Many indigenous groups have taken legal steps to assert longstanding land claims. In a landmark decision a year ago that surprised the government of Australia, the nation's highest court overturned the doctrine of terra nullius (no landowner), which had been embraced by the government since the late 18th century. The court ruled that the traditional land rights of the Murray Islanders of the Torres Straits had not been extinguished when the Europeans arrived.
Several South American countries, including Bolivia, Ecuador, Colombia, Brazil, and Venezuela, have also made moves in recent years to return land to indigenous owners. But Mr. Macdonald of Cultural Survival says most of the transfers are incomplete.
Those in Brazil and Venezuela, for instance, were presidential promises that Macdonald says may yet be overturned.

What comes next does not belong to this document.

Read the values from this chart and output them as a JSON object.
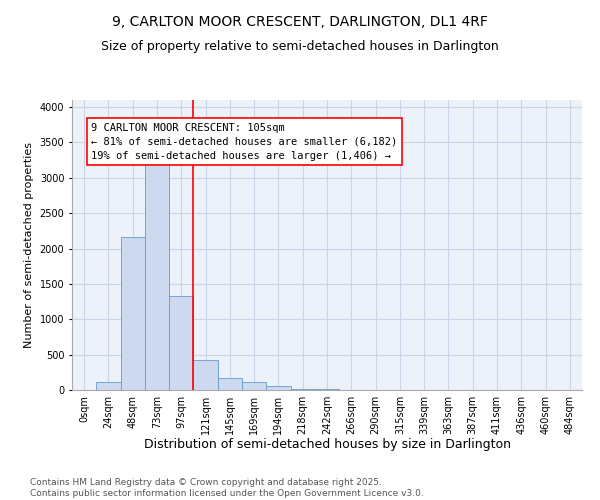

Specific parcels of land in Colombia, where almost one-fourth of the population is indigenous, were transferred, he says, but their remote location leaves open the question of whether the government is willing to help residents maintain the integrity of the land if other settlers arrive.
"In Latin America most threats to territorial integrity come about through spontaneous colonization," Macdonald says.
"The majority of indigneous people in Latin America remain in a very difficult economic, social, and political situation," says Mr. Berger of the UN.
One legal tool native groups hope to master is that of intellectual property rights. Legends and songs as well as agricultural strategies and use of native plants for medicinal purposes often are appropriated without credit. Some indigenous people want patent rights or royalties.